My trips to Baku, where my in-laws live, are much better informed as a result of my briefings with him. The business and financial affairs of the city, the oil-rich capital of the Caspian, are complex, but a working knowledge of them is crucial to understanding the strategic role of Azerbaijan in the area. Parviz was in unusually sombre mood at an event last Thursday night in Dubai. Along with the ambassador to the UAE, Elkhan Gahramanov, some of the leading lights in the Azeri business and diplomatic community in the Emirates were gathering to commemorate the anniversary of a tragic event in Azerbaijan's history: the massacre of Azeri citizens at the town of Khojali in 1992.

Khojali is in the centre of the territory of Nagorno-Karabakh, the Mountainous Black Garden, historically part of Azerbaijan but occupied by forces of the neighbouring (though not neighbourly) republic of Armenia since the collapse of the Soviet Union. In February 1992, Armenian forces, with the aid of Russian regular troops, surrounded Khojali as part of their campaign to extend their control of Azeri territory. They offered civilians one exit route to a nearby Azeri-controlled town. When the old men, women and children tried to take that road to safety, they were attacked by soldiers who left 631 dead and seriously injured a couple of thousand more. The American journalist Thomas Goltz describes the result at a nearby morgue in cold, hard prose in his book Azerbaijan Diary, the best single volume on the country's tortured history.

I felt like an interloper at a private tragedy at the Dubai event. My view is coloured by my marital ties with Azerbaijan, and I know Armenia disputes the version of a cold-hearted massacre. They say their forces were fired on by Azeri soldiers among the refugees, and the resulting firefight caused most of the deaths. But you did not need any of this background to understand that something terrible had happened in the burnt-out houses and corpse-strewn fields of Khojali. In the comfort of a Dubai hotel we watched grainy, shaky footage of the consequences of the attack. It was a powerful, disturbing reinforcement - like images of My Lai in Vietnam or Fallujah in Iraq - of what happens when civilians get caught in the military machine.

The Azeris have a list of 31 names of those they believe responsible for the massacre, and have been trying for years to get international police forces and courts involved in their apprehension. The Dubai event was the latest stage of a campaign to get Middle Eastern countries to take up the cause of the Muslim victims of Khojali. The Azeri government also wants the international community to implement its historical claims to Nagorno Karabakh, which have been recognised many times by the UN.
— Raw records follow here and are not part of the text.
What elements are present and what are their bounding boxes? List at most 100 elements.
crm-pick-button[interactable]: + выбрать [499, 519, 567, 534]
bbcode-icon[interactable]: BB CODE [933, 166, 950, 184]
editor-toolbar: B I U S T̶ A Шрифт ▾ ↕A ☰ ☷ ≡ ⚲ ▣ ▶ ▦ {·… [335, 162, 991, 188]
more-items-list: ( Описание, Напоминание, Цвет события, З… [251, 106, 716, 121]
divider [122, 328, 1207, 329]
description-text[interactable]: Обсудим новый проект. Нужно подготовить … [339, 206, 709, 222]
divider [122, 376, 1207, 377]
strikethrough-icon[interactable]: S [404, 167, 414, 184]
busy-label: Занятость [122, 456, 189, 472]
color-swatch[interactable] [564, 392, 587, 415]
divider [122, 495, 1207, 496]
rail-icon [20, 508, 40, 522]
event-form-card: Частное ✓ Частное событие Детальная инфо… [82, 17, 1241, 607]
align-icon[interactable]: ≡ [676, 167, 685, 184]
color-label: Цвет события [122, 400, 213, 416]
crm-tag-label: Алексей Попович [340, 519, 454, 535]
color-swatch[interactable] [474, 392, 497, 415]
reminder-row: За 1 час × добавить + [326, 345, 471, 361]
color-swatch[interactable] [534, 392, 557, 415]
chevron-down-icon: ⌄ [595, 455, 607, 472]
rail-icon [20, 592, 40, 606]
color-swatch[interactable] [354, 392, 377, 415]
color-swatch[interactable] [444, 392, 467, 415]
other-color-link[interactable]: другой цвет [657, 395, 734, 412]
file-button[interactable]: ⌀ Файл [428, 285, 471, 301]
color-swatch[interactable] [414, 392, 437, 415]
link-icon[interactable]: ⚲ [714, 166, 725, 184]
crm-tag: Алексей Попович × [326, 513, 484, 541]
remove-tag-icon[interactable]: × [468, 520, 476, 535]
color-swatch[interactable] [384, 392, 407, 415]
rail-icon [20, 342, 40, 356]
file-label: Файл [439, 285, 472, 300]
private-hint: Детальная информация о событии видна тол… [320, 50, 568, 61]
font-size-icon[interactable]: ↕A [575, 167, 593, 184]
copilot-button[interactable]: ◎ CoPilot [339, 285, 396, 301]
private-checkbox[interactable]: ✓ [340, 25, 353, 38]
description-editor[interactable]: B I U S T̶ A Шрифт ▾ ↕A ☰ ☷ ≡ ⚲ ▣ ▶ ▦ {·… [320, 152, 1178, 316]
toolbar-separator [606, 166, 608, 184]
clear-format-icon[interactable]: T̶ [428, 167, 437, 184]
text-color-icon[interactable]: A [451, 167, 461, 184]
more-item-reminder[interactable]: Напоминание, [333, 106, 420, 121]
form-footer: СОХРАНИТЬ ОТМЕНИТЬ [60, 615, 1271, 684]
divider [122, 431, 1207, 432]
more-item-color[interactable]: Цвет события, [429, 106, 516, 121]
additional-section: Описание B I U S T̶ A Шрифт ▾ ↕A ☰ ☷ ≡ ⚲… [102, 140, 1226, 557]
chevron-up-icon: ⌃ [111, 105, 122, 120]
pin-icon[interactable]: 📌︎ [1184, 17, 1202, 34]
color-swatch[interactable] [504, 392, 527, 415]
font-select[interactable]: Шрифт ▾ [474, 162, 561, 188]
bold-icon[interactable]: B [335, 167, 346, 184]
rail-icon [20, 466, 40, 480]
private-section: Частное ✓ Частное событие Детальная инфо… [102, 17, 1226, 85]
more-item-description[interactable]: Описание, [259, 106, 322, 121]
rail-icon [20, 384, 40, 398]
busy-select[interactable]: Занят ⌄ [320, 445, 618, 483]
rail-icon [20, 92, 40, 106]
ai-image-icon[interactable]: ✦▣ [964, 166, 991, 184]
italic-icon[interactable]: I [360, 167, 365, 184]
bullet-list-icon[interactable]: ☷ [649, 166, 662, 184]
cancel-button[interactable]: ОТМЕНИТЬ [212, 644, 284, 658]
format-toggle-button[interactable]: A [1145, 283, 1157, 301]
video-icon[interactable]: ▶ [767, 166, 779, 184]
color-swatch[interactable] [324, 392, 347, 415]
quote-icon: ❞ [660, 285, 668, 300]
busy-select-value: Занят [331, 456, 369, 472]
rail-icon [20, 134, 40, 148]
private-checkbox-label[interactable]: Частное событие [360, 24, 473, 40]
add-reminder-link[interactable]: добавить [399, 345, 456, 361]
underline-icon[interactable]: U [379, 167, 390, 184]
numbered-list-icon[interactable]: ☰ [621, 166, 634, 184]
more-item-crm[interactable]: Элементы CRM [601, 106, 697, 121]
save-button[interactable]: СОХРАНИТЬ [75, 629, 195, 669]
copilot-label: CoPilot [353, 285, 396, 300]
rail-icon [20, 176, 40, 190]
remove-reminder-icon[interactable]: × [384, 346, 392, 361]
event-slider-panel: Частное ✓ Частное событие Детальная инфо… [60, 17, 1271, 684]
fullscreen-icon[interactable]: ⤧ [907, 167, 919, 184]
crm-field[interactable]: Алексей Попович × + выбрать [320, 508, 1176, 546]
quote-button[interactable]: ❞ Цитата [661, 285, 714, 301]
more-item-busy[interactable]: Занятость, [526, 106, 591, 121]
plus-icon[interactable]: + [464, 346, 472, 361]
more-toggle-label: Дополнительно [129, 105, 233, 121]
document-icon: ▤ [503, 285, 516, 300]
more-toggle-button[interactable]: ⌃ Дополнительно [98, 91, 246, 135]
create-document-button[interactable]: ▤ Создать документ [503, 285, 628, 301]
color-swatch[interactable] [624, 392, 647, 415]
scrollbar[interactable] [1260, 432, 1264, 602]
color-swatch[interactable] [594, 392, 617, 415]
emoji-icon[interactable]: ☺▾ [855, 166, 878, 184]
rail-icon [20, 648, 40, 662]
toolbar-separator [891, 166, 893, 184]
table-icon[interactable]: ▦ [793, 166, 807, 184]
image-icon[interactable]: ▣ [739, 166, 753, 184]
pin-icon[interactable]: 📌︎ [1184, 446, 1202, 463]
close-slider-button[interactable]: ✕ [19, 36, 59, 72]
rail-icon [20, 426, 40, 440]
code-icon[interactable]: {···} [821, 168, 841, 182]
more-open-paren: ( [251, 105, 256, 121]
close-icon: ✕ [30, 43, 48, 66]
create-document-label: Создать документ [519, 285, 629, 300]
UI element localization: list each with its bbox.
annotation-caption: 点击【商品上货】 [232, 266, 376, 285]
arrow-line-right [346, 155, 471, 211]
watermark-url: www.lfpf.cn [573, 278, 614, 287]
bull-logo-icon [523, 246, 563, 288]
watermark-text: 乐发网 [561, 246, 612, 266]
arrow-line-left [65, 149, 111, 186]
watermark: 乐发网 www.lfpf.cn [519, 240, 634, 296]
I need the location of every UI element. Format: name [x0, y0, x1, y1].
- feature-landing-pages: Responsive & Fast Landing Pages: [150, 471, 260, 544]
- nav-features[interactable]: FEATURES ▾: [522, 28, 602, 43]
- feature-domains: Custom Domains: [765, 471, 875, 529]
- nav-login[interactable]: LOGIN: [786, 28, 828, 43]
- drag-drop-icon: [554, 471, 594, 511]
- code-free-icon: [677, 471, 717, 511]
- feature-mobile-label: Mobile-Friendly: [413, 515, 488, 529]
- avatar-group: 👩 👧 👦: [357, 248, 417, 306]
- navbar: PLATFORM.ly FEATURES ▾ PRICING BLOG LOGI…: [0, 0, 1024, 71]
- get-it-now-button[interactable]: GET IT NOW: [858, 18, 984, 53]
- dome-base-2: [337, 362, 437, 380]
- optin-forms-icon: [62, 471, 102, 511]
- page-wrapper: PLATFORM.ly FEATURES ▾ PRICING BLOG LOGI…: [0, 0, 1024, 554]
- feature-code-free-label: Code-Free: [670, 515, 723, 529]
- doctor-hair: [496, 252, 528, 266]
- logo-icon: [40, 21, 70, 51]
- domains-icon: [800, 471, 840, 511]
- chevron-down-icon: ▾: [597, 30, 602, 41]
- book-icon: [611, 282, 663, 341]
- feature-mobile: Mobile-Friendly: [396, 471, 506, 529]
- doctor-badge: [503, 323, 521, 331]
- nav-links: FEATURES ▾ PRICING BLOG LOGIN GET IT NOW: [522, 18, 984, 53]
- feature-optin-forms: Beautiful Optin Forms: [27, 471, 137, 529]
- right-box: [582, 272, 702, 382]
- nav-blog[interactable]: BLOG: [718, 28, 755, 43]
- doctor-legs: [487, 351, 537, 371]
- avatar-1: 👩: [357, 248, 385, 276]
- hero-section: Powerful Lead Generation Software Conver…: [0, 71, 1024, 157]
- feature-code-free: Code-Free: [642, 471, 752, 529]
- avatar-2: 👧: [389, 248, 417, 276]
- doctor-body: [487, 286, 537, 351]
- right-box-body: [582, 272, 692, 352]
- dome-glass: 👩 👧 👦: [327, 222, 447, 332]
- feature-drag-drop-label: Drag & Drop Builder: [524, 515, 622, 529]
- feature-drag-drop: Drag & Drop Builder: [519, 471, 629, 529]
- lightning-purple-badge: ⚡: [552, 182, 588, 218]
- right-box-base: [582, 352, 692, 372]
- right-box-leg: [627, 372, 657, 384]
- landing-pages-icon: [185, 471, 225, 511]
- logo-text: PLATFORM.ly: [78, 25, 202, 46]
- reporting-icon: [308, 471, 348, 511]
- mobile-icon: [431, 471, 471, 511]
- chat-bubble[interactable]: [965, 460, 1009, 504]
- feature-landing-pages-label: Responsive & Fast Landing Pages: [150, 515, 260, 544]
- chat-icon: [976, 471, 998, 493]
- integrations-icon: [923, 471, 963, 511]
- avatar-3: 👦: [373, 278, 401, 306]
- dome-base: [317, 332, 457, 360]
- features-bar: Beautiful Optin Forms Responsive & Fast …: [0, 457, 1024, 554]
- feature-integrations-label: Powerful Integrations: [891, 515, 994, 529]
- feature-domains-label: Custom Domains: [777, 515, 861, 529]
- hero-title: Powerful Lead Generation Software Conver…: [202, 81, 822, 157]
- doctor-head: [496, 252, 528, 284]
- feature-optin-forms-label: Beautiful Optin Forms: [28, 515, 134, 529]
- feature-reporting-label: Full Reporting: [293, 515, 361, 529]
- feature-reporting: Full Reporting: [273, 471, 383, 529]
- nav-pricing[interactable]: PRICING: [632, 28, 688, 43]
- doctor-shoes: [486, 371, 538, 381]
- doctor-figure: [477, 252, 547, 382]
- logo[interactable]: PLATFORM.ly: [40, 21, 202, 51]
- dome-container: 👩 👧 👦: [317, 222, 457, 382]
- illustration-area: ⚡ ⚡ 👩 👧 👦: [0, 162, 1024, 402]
There is a strategic backdrop to this that has repercussions for the UAE, the Gulf countries and the global energy industry. The UAE has been increasing its trade links with Azerbaijan significantly over the past few years. Sultan al Mansouri, the Minister of Economy, heads a committee to further develop UAE-Azerbaijan relations. The GCC has a legitimate interest in matters in the southern Caucasus, through which a large part of central Asian oil and gas supplies pass, and which is increasingly drawing the attention of American and European energy investors. Any conflict there could spark Russian, Iranian and Turkish strategic intervention, for reasons of their historical ties to Azerbaijan and the security of their energy supplies from the Caspian region.

Conflict could still be averted. The Russians have hosted a number of meetings to try to resolve the issue of Nagorno-Karabakh, so far unsuccessfully. But at about the same time as I left the sombre men in Dubai, the foreign minister in Baku was telling diplomats that a "great war" in the south Caucasus was inevitable unless Armenia withdrew. That would turn the tragedy of Khojali into the makings of a global disaster.